Rusya Avrupa’ya Kuzey Akım, Yamal ve Kardeşlik gibi ana boru hatlarıyla doğal gaz gönderiyor. Söz konusu gaz bölgesel depolardan Avrupa’daki ülkelere dağıtılıyor.
Rusya, Avrupa’ya iki ayrı şekilde doğal gaz gönderiyor. Genellikle ve yaygın olarak süresi 10 ile 25 yıl arasında değişen uzun vadeli kontratlar ile tek seferlik gaz alım anlaşmaları yapılıyor.
Doğal gaz fiyatları tarihi rekor kırdı
Doğal gaz ihtiyacının yüzde 90’ını ithal eden Avrupa’da bu ürünün fiyatları geçen yıl yaklaşık 5 kattan fazla arttı.
Avrupa’nın enerji üretiminde doğal gaz ve yenilenebilir enerji kaynaklarına yönelmesi, kıtada derin bir enerji krizinin başlangıcı oldu.

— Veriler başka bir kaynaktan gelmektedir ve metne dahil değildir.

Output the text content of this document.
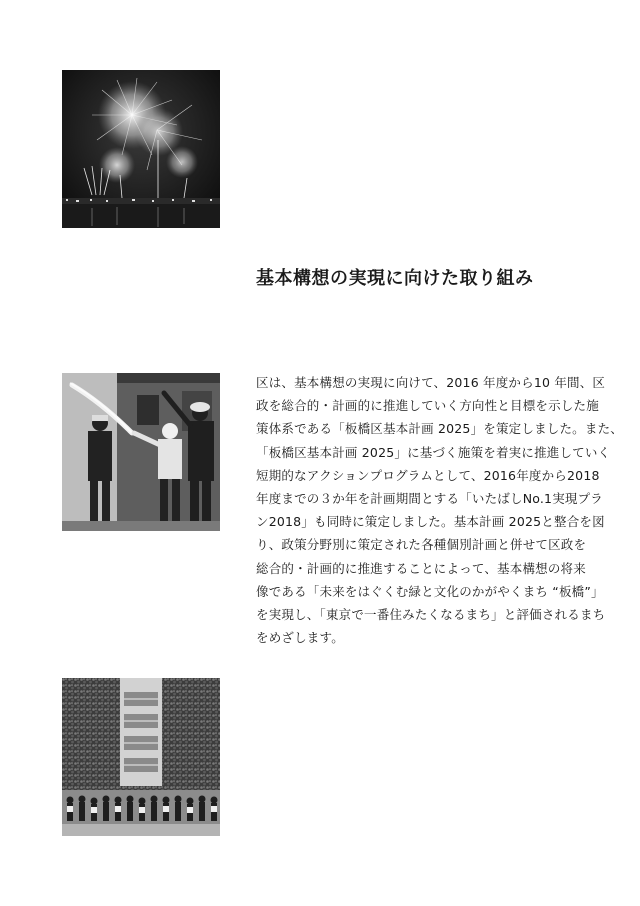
基本構想の実現に向けた取り組み

区は、基本構想の実現に向けて、2016 年度から10 年間、区
政を総合的・計画的に推進していく方向性と目標を示した施
策体系である「板橋区基本計画 2025」を策定しました。また、
「板橋区基本計画 2025」に基づく施策を着実に推進していく
短期的なアクションプログラムとして、2016年度から2018
年度までの３か年を計画期間とする「いたばしNo.1実現プラ
ン2018」も同時に策定しました。基本計画 2025と整合を図
り、政策分野別に策定された各種個別計画と併せて区政を
総合的・計画的に推進することによって、基本構想の将来
像である「未来をはぐくむ緑と文化のかがやくまち “板橋”」
を実現し、「東京で一番住みたくなるまち」と評価されるまち
をめざします。
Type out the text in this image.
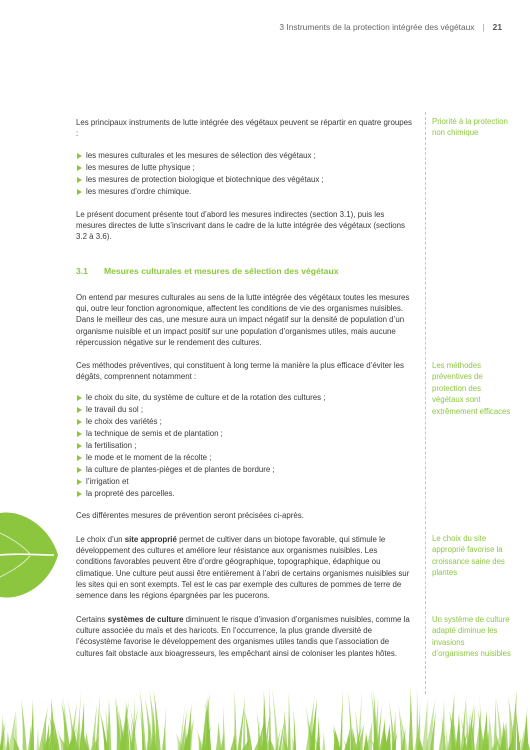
3 Instruments de la protection intégrée des végétaux | 21

Les principaux instruments de lutte intégrée des végétaux peuvent se répartir en quatre groupes :

les mesures culturales et les mesures de sélection des végétaux ;
les mesures de lutte physique ;
les mesures de protection biologique et biotechnique des végétaux ;
les mesures d’ordre chimique.

Le présent document présente tout d’abord les mesures indirectes (section 3.1), puis les mesures directes de lutte s’inscrivant dans le cadre de la lutte intégrée des végétaux (sections 3.2 à 3.6).

3.1 Mesures culturales et mesures de sélection des végétaux

On entend par mesures culturales au sens de la lutte intégrée des végétaux toutes les mesures qui, outre leur fonction agronomique, affectent les conditions de vie des organismes nuisibles. Dans le meilleur des cas, une mesure aura un impact négatif sur la densité de population d’un organisme nuisible et un impact positif sur une population d’organismes utiles, mais aucune répercussion négative sur le rendement des cultures.

Ces méthodes préventives, qui constituent à long terme la manière la plus efficace d’éviter les dégâts, comprennent notamment :

le choix du site, du système de culture et de la rotation des cultures ;
le travail du sol ;
le choix des variétés ;
la technique de semis et de plantation ;
la fertilisation ;
le mode et le moment de la récolte ;
la culture de plantes-pièges et de plantes de bordure ;
l’irrigation et
la propreté des parcelles.

Ces différentes mesures de prévention seront précisées ci-après.

Le choix d’un site approprié permet de cultiver dans un biotope favorable, qui stimule le développement des cultures et améliore leur résistance aux organismes nuisibles. Les conditions favorables peuvent être d’ordre géographique, topographique, édaphique ou climatique. Une culture peut aussi être entièrement à l’abri de certains organismes nuisibles sur les sites qui en sont exempts. Tel est le cas par exemple des cultures de pommes de terre de semence dans les régions épargnées par les pucerons.

Certains systèmes de culture diminuent le risque d’invasion d’organismes nuisibles, comme la culture associée du maïs et des haricots. En l’occurrence, la plus grande diversité de l’écosystème favorise le développement des organismes utiles tandis que l’association de cultures fait obstacle aux bioagresseurs, les empêchant ainsi de coloniser les plantes hôtes.

Priorité à la protection non chimique
Les méthodes préventives de protection des végétaux sont extrêmement efficaces
Le choix du site approprié favorise la croissance saine des plantes
Un système de culture adapté diminue les invasions d’organismes nuisibles
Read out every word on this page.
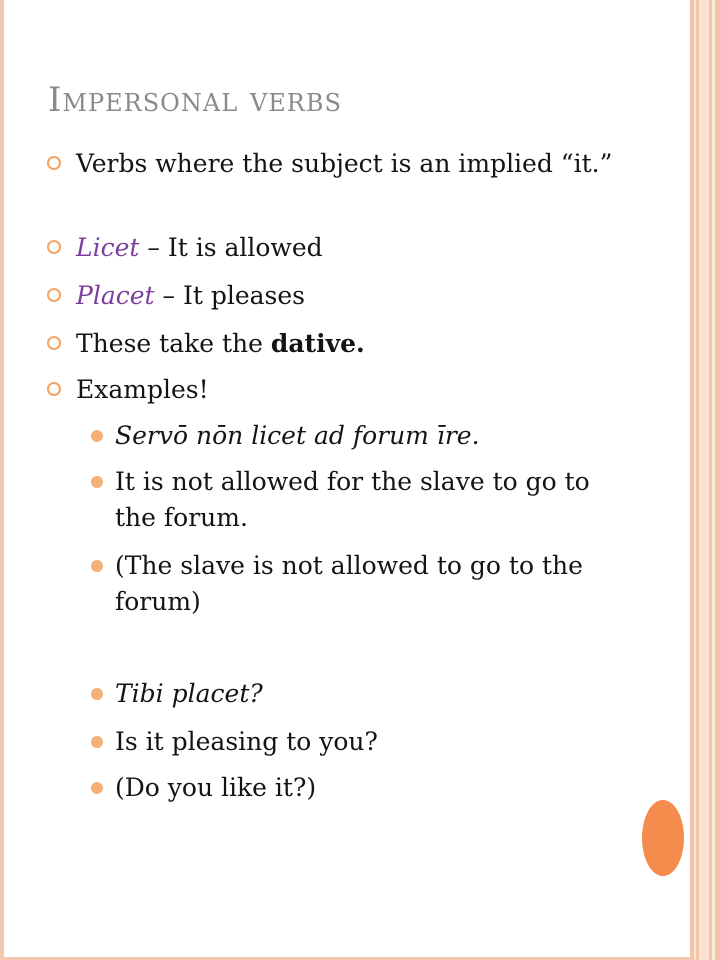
Impersonal verbs
Verbs where the subject is an implied “it.”
Licet – It is allowed
Placet – It pleases
These take the dative.
Examples!
Servō nōn licet ad forum īre.
It is not allowed for the slave to go to the forum.
(The slave is not allowed to go to the forum)
Tibi placet?
Is it pleasing to you?
(Do you like it?)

Yeşil enerji dönüşümü nedeniyle uygulanan politikalar, Avrupa’nın özellikle doğal gaza bağımlılığını son 10 yılda önemli oranda artırdı.
Doğal gaz tüketimindeki artış ise ağırlıklı olarak Rusya’dan ithalat, Norveç’in üretimi ve sıvılaştırılmış doğal gaz (LNG) tedarikiyle sağlandı.
Ekonomilerin açılmasıyla oluşan güçlü talep, LNG piyasalarında Asya ülkeleriyle yaşanan rekabet ve Rusya’nın sevkiyatları artırmaması nedeniyle doğal gaz fiyatlarında rekor artışlar yaşandı.
Avrupa’da ocak vadeli doğal gaz kontratları geçen ayın sonunda megavatsaat başına 180 avro seviyesini aşarak rekor kırdı.
Avrupa Birliği (AB) Enerji Regülatörleri İşbirliği Ajansının raporuna göre, kıtada doğal gaz fiyatları geçen yıl ekimde nisana göre yüzde 400, buna bağlı olarak elektrik fiyatları da yüzde 200 arttı.